Victor and I were talking to a colleague this evening, and she mentioned that her family sells fireworks in Indiana and Ohio. It turns out that her brother, cousins, uncle, and father are all in the business.

She is an environmental scientist. Her sister is getting a PhD in biology at Brown. “Funny how the girls didn’t go into it,” Victor said.

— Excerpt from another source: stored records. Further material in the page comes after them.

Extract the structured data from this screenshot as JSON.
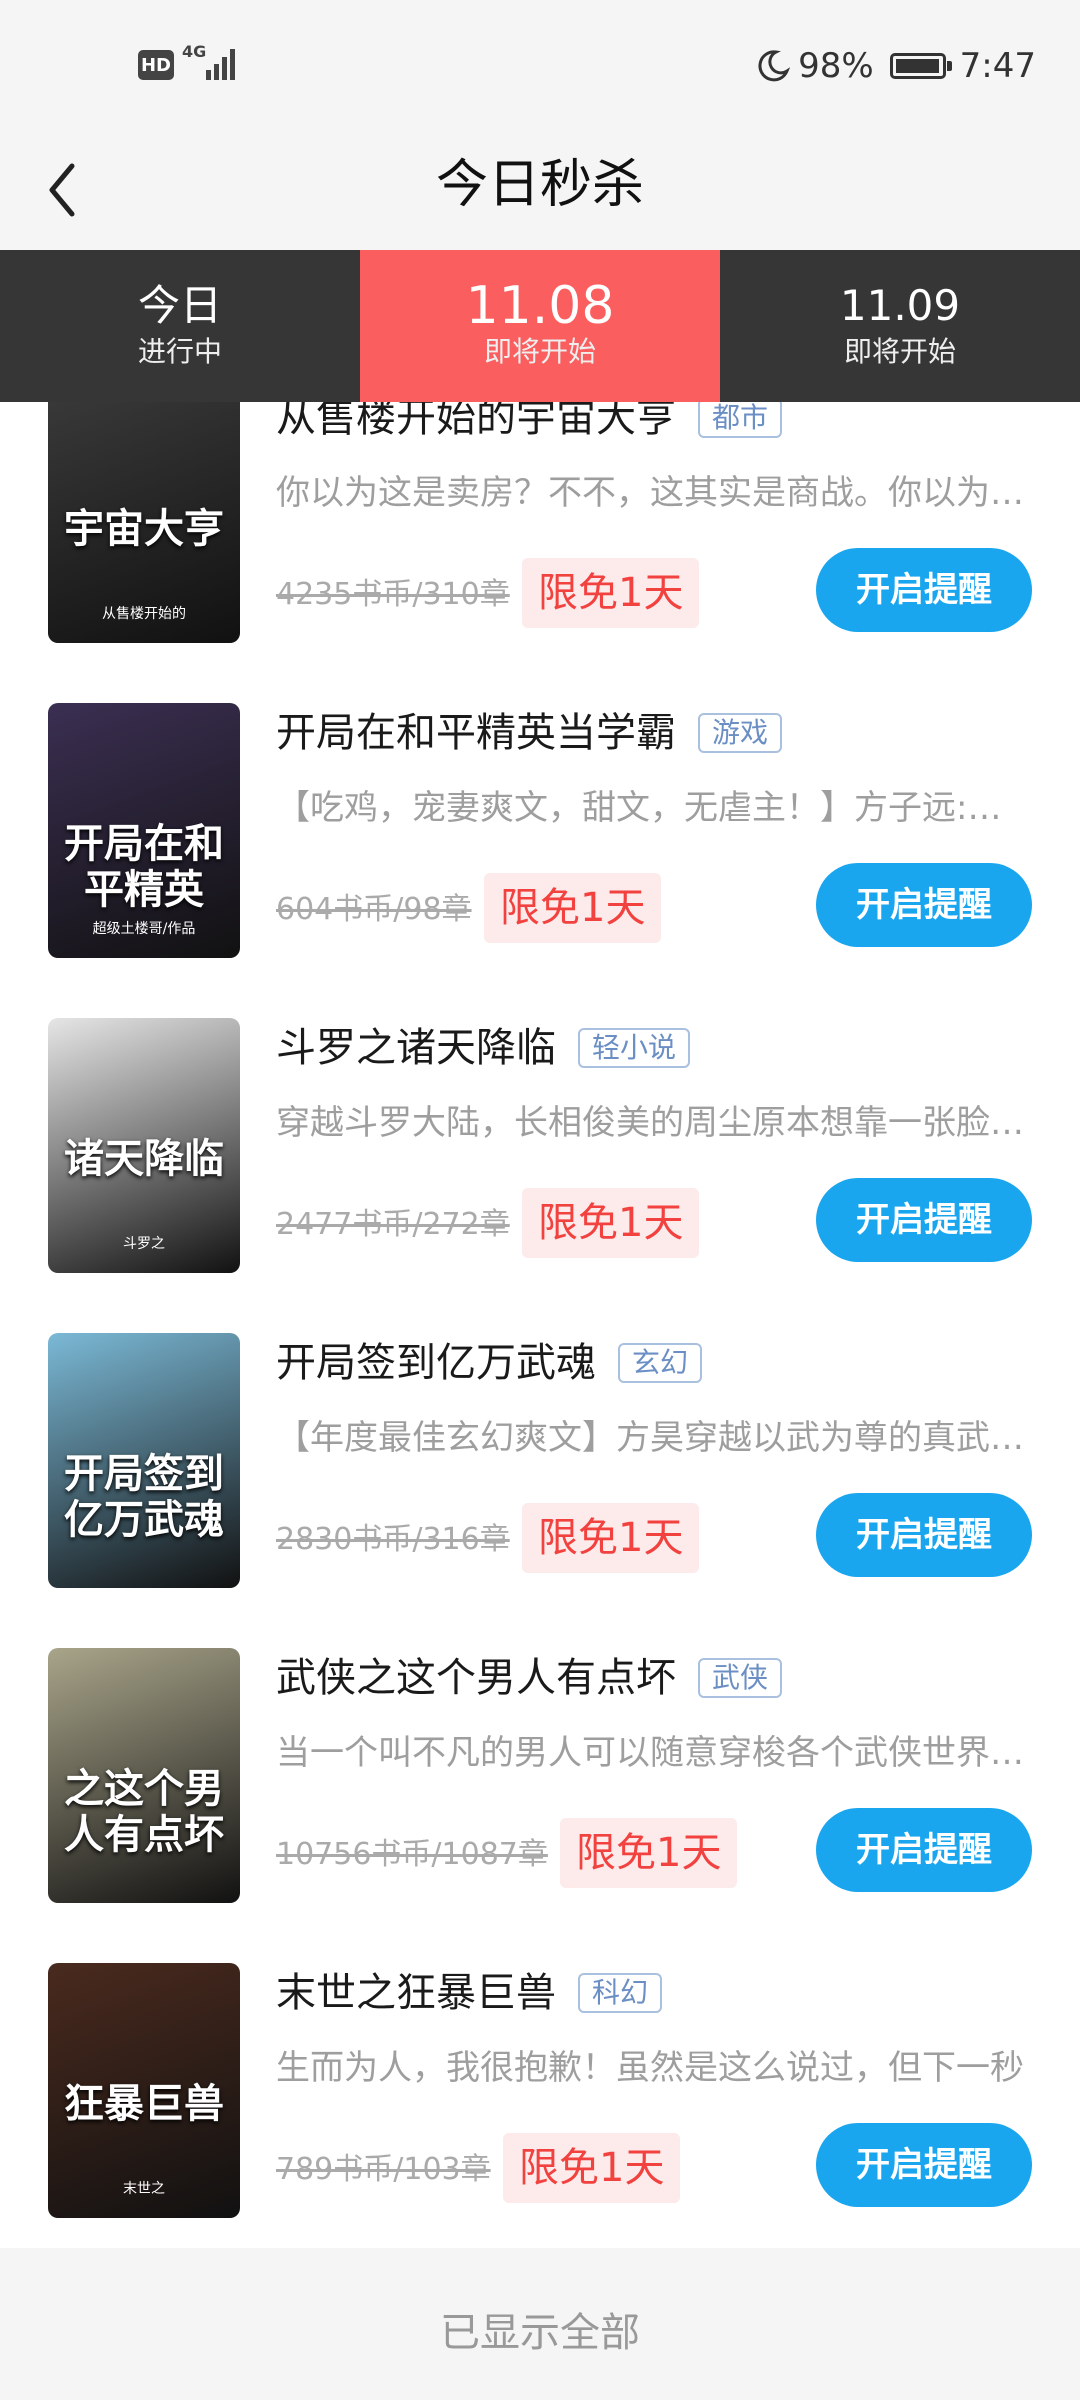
{
  "status_bar": {
    "hd": "HD",
    "network": "4G",
    "battery_percent": "98%",
    "battery_level": 0.98,
    "time": "7:47"
  },
  "header": {
    "title": "今日秒杀",
    "back_icon": "chevron-left-icon"
  },
  "tabs": [
    {
      "title": "今日",
      "subtitle": "进行中",
      "active": false
    },
    {
      "title": "11.08",
      "subtitle": "即将开始",
      "active": true
    },
    {
      "title": "11.09",
      "subtitle": "即将开始",
      "active": false
    }
  ],
  "books": [
    {
      "title": "从售楼开始的宇宙大亨",
      "tag": "都市",
      "desc": "你以为这是卖房？不不，这其实是商战。你以为这是商战？不不，这是宇宙",
      "price": "4235书币/310章",
      "badge": "限免1天",
      "button": "开启提醒",
      "cover_text": "宇宙大亨",
      "cover_small": "从售楼开始的",
      "cover_color": "#3a3a3a"
    },
    {
      "title": "开局在和平精英当学霸",
      "tag": "游戏",
      "desc": "【吃鸡，宠妻爽文，甜文，无虐主！】方子远:…",
      "price": "604书币/98章",
      "badge": "限免1天",
      "button": "开启提醒",
      "cover_text": "开局在和平精英",
      "cover_small": "超级土楼哥/作品",
      "cover_color": "#3b2f52"
    },
    {
      "title": "斗罗之诸天降临",
      "tag": "轻小说",
      "desc": "穿越斗罗大陆，长相俊美的周尘原本想靠一张脸混日子",
      "price": "2477书币/272章",
      "badge": "限免1天",
      "button": "开启提醒",
      "cover_text": "诸天降临",
      "cover_small": "斗罗之",
      "cover_color": "#e6e6e6"
    },
    {
      "title": "开局签到亿万武魂",
      "tag": "玄幻",
      "desc": "【年度最佳玄幻爽文】方昊穿越以武为尊的真武大陆",
      "price": "2830书币/316章",
      "badge": "限免1天",
      "button": "开启提醒",
      "cover_text": "开局签到亿万武魂",
      "cover_small": "",
      "cover_color": "#7bb9d6"
    },
    {
      "title": "武侠之这个男人有点坏",
      "tag": "武侠",
      "desc": "当一个叫不凡的男人可以随意穿梭各个武侠世界的时候",
      "price": "10756书币/1087章",
      "badge": "限免1天",
      "button": "开启提醒",
      "cover_text": "之这个男人有点坏",
      "cover_small": "",
      "cover_color": "#a9a58a"
    },
    {
      "title": "末世之狂暴巨兽",
      "tag": "科幻",
      "desc": "生而为人，我很抱歉！虽然是这么说过，但下一秒",
      "price": "789书币/103章",
      "badge": "限免1天",
      "button": "开启提醒",
      "cover_text": "狂暴巨兽",
      "cover_small": "末世之",
      "cover_color": "#4a2a1e"
    }
  ],
  "footer": {
    "text": "已显示全部"
  },
  "colors": {
    "accent_red": "#fb5e5e",
    "button_blue": "#1aa6ef",
    "tab_bg": "#363636",
    "badge_text": "#f1423f"
  }
}
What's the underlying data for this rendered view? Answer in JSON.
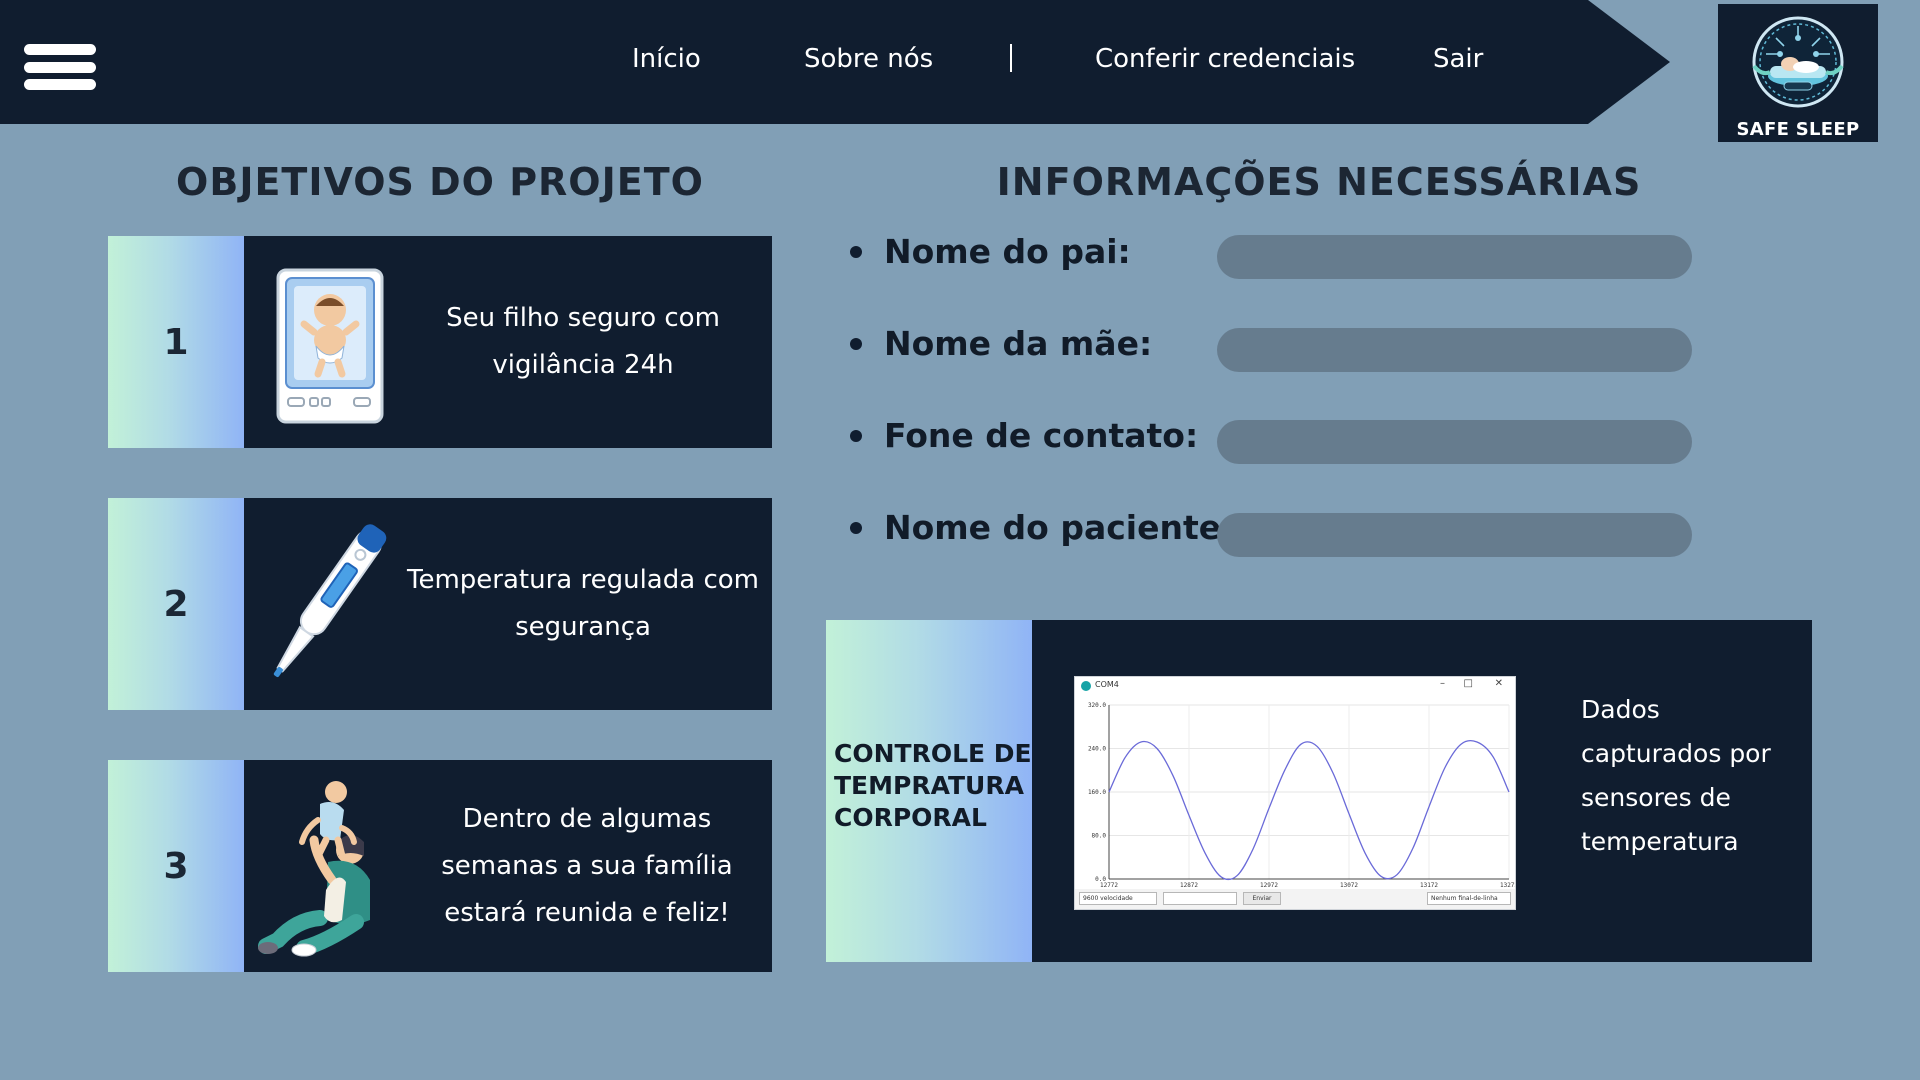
{
  "header": {
    "nav": [
      {
        "label": "Início"
      },
      {
        "label": "Sobre nós"
      },
      {
        "label": "Conferir credenciais"
      },
      {
        "label": "Sair"
      }
    ],
    "logo_text": "SAFE SLEEP"
  },
  "objectives": {
    "title": "OBJETIVOS DO PROJETO",
    "cards": [
      {
        "number": "1",
        "text": "Seu filho seguro com vigilância 24h",
        "icon": "baby-incubator-icon"
      },
      {
        "number": "2",
        "text": "Temperatura regulada com segurança",
        "icon": "thermometer-icon"
      },
      {
        "number": "3",
        "text": "Dentro de algumas semanas a sua família estará reunida e feliz!",
        "icon": "family-playing-icon"
      }
    ]
  },
  "info": {
    "title": "INFORMAÇÕES NECESSÁRIAS",
    "fields": [
      {
        "label": "Nome do pai:",
        "value": ""
      },
      {
        "label": "Nome da mãe:",
        "value": ""
      },
      {
        "label": "Fone de contato:",
        "value": ""
      },
      {
        "label": "Nome do paciente:",
        "value": ""
      }
    ]
  },
  "temperature": {
    "title": "CONTROLE DE TEMPRATURA CORPORAL",
    "description": "Dados capturados por sensores de temperatura",
    "plotter": {
      "window_title": "COM4",
      "baud": "9600 velocidade",
      "send_label": "Enviar",
      "line_ending": "Nenhum final-de-linha",
      "y_ticks": [
        "320.0",
        "240.0",
        "160.0",
        "80.0",
        "0.0"
      ],
      "x_ticks": [
        "12772",
        "12872",
        "12972",
        "13072",
        "13172",
        "13272"
      ]
    }
  },
  "colors": {
    "background": "#819fb6",
    "navy": "#101d2f",
    "input": "#667c8e",
    "plot_line": "#6a6ad8"
  },
  "chart_data": {
    "type": "line",
    "title": "",
    "xlabel": "",
    "ylabel": "",
    "xlim": [
      12772,
      13272
    ],
    "ylim": [
      0,
      320
    ],
    "series": [
      {
        "x": [
          12772,
          12792,
          12812,
          12832,
          12852,
          12872,
          12892,
          12912,
          12932,
          12952,
          12972,
          12992,
          13012,
          13032,
          13052,
          13072,
          13092,
          13112,
          13132,
          13152,
          13172,
          13192,
          13212,
          13232,
          13252,
          13272
        ],
        "values": [
          160,
          223,
          252,
          240,
          190,
          117,
          48,
          4,
          6,
          55,
          130,
          201,
          248,
          244,
          195,
          120,
          48,
          5,
          8,
          57,
          133,
          205,
          248,
          252,
          225,
          160
        ]
      }
    ],
    "grid": true
  }
}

She shrugged. “If I’d shown any interest when I was 11, I’m sure they would have welcomed me.”

Her family’s fireworks business extends beyond sales. Her brother and cousins design and execute public fireworks displays for municipalities and institutions. Does that sound fun, or what? She just shrugs.

Maybe pyromania is a guy thing. I think of how Victor gets so excited by fireworks—the prospect of them and then the detonation of them. To me they’re pretty enough, but typically my aversion to crowds is enough to keep me home or at the movies on July 4th. I’m not crazy about the noise, either. And lately I’ve started to think about how odd it is that we celebrate important occasions with the sights and sounds of conventional warfare.

Her father, retired, now travels to China with her uncle yearly to inspect plant practices and foster relationships with fireworks manufacturers. (Isn’t it funny that we’re buying fireworks from the folks who invented them more than a thousand years ago?) He asked her if she wanted him to bring anything back for her.

“I want to go to China,” she said.

“It’s good to want things,” he said.